Site icon İnternet Haberler Köşe Yazıları Yorumlar Siyaset Ekonomi Spor

Ekonomist Uğur Gürses: Ankara’nın çabası, yurttaşların yaşadıklarına bakarak değil de farklı olarak kendilerine söylenenle ikna olabilmeleri

"Son 11 yılın en düşük güven endeksi, salgının ötesinde bir duruma işaret ediyor; Türkiye ekonomisi yön değiştiriyor"


Ekonomist Uğur Gürses, iktidarın pandemi sürecinde esnafa ve halka hibe vermek yerine bankalara borçlanmalarını tercih ettiğini söyledi. Son büyüme rakamlarının algı yaratmak için kullanıldığını belirten Gürses, “Ankara’nın çabası, hedefi şuydu; pandemide ekonomik kayıpları olan yurttaşlar, işletmeler ikna edilmeye çalışılıyordu. Sanki yaşadıklarına bakarak değil de farklı olarak kendilerine söylenenle ikna olabileceklermiş gibi” dedi.

Gürses kişisel blogunda kaleme aldığı “Kredide ‘dev’, doğrudan destekte ‘cüce” başlıklı yazısında şu değerlendirmelerde bulundu: 

“31 Mayıs günü kabine toplantısı sonrası açıklama yapan Cumhurbaşkanı Erdoğan şunları söyledi; “Bugün Türkiye, dünyada millî gelirine oranla halkına en etkin, yaygın ve yüksek tutarlı destekleri sağlayan ülkelerin başında gelmektedir.”
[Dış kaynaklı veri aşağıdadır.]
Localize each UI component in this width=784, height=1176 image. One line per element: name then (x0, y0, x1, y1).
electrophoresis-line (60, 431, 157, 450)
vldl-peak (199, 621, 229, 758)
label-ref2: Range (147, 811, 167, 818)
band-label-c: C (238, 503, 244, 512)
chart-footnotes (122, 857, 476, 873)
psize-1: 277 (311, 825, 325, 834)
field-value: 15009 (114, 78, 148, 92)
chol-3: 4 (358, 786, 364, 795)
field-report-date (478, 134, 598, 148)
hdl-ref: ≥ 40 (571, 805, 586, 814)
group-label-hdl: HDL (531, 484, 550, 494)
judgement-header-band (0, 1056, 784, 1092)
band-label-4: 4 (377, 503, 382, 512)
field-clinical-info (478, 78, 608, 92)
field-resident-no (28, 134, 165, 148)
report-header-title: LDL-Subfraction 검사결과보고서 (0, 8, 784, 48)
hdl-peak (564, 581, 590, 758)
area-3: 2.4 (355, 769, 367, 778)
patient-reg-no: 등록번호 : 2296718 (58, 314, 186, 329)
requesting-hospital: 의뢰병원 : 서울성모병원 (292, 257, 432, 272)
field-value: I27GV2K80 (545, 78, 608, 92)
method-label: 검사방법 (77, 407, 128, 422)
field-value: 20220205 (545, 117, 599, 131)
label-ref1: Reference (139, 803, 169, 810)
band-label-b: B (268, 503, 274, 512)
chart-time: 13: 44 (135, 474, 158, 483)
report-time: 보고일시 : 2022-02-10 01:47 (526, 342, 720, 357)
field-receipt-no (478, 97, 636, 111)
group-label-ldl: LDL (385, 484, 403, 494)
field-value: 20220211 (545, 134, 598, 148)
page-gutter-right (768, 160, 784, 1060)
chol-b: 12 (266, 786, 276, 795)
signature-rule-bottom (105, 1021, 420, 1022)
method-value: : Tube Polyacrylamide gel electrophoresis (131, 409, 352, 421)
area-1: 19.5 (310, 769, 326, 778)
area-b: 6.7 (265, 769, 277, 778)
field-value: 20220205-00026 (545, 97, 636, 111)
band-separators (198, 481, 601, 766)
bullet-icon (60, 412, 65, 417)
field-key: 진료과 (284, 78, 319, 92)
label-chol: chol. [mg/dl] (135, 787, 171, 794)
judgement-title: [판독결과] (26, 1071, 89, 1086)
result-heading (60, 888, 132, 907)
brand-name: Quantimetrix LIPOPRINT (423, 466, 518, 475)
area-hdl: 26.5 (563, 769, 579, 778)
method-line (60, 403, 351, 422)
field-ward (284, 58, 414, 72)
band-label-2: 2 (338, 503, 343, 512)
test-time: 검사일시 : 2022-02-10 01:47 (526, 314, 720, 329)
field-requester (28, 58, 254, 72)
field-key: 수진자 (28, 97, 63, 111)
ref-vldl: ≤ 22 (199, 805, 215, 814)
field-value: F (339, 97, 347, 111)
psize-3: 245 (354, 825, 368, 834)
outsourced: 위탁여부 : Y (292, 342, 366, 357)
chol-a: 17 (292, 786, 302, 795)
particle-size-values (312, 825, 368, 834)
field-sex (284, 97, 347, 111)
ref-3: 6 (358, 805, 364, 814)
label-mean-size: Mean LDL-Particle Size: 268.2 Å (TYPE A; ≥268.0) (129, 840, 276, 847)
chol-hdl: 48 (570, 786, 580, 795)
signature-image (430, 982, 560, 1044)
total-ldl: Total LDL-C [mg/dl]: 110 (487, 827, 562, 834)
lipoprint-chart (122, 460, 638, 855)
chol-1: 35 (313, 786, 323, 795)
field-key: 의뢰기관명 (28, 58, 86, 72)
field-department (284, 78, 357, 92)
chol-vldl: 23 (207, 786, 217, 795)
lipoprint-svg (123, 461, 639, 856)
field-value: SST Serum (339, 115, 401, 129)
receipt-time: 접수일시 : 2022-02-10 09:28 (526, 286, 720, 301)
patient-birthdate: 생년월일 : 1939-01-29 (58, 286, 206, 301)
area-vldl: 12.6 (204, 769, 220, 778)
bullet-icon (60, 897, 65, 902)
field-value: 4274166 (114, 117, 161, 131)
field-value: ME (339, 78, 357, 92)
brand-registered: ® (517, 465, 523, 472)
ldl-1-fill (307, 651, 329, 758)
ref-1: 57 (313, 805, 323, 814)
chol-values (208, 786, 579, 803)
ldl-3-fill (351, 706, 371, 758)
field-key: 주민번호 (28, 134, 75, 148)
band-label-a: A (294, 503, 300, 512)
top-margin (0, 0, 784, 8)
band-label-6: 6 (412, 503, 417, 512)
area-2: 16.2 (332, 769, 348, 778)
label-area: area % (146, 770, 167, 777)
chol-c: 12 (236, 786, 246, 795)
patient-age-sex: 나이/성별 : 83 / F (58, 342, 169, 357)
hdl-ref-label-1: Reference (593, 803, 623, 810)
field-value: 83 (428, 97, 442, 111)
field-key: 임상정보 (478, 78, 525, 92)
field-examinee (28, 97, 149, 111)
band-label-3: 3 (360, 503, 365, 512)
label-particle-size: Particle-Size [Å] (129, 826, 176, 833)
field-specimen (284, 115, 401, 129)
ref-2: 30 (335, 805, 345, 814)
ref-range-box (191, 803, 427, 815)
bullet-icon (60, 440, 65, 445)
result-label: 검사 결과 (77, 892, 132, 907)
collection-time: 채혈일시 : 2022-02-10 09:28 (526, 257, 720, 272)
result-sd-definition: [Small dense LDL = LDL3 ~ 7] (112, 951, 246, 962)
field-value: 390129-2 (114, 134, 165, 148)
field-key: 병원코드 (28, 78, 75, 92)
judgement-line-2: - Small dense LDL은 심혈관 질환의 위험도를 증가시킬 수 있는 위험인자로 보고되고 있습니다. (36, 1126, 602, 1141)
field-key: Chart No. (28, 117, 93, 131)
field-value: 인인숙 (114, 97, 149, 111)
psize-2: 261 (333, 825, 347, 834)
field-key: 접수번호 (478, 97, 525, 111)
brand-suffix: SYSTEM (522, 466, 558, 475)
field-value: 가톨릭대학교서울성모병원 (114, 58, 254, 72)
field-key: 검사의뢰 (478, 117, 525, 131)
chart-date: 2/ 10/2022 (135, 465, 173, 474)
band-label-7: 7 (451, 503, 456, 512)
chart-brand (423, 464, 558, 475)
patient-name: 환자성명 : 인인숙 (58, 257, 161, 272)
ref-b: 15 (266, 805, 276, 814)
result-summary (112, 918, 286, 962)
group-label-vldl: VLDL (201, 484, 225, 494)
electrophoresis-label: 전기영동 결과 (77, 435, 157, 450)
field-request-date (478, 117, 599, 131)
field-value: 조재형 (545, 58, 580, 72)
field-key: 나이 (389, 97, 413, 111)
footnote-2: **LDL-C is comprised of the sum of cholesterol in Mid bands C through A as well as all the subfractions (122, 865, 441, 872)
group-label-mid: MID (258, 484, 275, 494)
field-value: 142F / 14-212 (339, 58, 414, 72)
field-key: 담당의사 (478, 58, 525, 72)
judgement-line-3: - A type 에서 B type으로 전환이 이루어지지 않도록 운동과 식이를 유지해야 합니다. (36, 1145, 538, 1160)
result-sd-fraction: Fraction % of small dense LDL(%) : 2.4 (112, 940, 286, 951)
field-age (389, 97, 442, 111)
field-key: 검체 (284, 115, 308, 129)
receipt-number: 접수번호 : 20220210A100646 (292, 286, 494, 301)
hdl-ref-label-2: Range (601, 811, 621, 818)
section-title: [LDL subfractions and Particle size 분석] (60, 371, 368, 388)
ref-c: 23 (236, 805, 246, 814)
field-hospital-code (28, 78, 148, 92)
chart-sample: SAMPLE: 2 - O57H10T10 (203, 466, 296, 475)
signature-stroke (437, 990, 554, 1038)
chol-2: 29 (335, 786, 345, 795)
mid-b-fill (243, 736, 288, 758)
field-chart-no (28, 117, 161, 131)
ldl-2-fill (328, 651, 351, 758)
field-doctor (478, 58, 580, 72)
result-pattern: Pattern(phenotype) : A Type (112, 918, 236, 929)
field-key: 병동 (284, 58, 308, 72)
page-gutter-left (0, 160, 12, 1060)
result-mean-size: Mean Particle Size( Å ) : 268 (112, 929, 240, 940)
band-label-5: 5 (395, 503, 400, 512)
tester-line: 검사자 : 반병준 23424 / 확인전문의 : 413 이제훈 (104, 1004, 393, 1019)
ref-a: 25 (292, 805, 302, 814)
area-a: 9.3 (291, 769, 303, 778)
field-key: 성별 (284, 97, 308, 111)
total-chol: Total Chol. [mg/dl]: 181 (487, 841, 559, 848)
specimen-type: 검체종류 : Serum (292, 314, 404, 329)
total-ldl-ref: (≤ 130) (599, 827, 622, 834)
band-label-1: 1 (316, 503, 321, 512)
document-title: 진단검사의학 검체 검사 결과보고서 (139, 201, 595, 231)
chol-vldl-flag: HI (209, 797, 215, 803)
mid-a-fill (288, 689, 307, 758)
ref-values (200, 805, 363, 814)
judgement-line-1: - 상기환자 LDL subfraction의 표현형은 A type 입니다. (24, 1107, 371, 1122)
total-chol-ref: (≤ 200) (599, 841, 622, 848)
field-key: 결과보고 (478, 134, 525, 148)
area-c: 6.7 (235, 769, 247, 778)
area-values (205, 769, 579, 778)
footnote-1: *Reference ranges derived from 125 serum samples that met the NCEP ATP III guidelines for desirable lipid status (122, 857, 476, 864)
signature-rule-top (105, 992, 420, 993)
Erdoğan sözlerine devam ediyordu: “Dünyada her şey güllük gülistanlık da sadece Türkiye’de sıkıntı yaşanıyor gibi bir hava oluşturmaya çalışanlara verilecek en güzel cevap uluslararası kuruluşların işte bu tespitidir”.

“Uluslararası kuruluşlar” dediği IMF idi. Vatandaşa dönüp “herkesten daha fazla yardım ettik” mealinde ikna etmeye çalışırken, IMF’nin adını zikretmeden ama verilerini kılavuz alarak hakemliğine başvuruyordu.

Ama yeniden tekrarlayayım; IMF’nin yayımladığı verilerde Türkiye’ye şampiyonluk getirecek bir doğrudan destek tablosu yok. Dünya güllük gülistanlık değildi ama yurttaşının cebine yüklü çek bırakan ülkeler önden koşuyordu.

IMF iki ana grupta ele alıyor; biri doğrudan mali destekler, diğeri ise garanti ve likidite destekleri. Doğrudan mali destekler, adı üzerinde bütçeden doğrudan yurttaşlara ve işletmelere yapılan karşılıksız hibe ödemelerinden oluşuyor. Garanti ve likidite destekleri ise ağırlıkla kredi kolaylıkları ve garantileri içeriyor.

Türkiye’nin verdiği doğrudan destek miktarı IMF tablolarında, sağlık dışı ödemelerde 10 milyar dolar, yani GSYH’nın yüzde 1.5’i olarak yer alıyor. İkinci grupta, yani kredi kolaylıkları, garantiler ve likidite desteklerinde ise 67 milyar dolar (GSYH’nın 9.4’ü) olarak yer almış. Peki bu ikinci grupta bu kadar yüksek olan ‘destek’ nedir? Tabii ki kamu bankalarının piyasaya pompaladığı yaklaşık 350 milyar TL kredi ile KGF’nin ilave verdiği 118 milyar TL’lik kefalet. İşte Ankara’nın öne çıkardığı ve “devleri geride bıraktığı” iddiasında olan kalem bu.”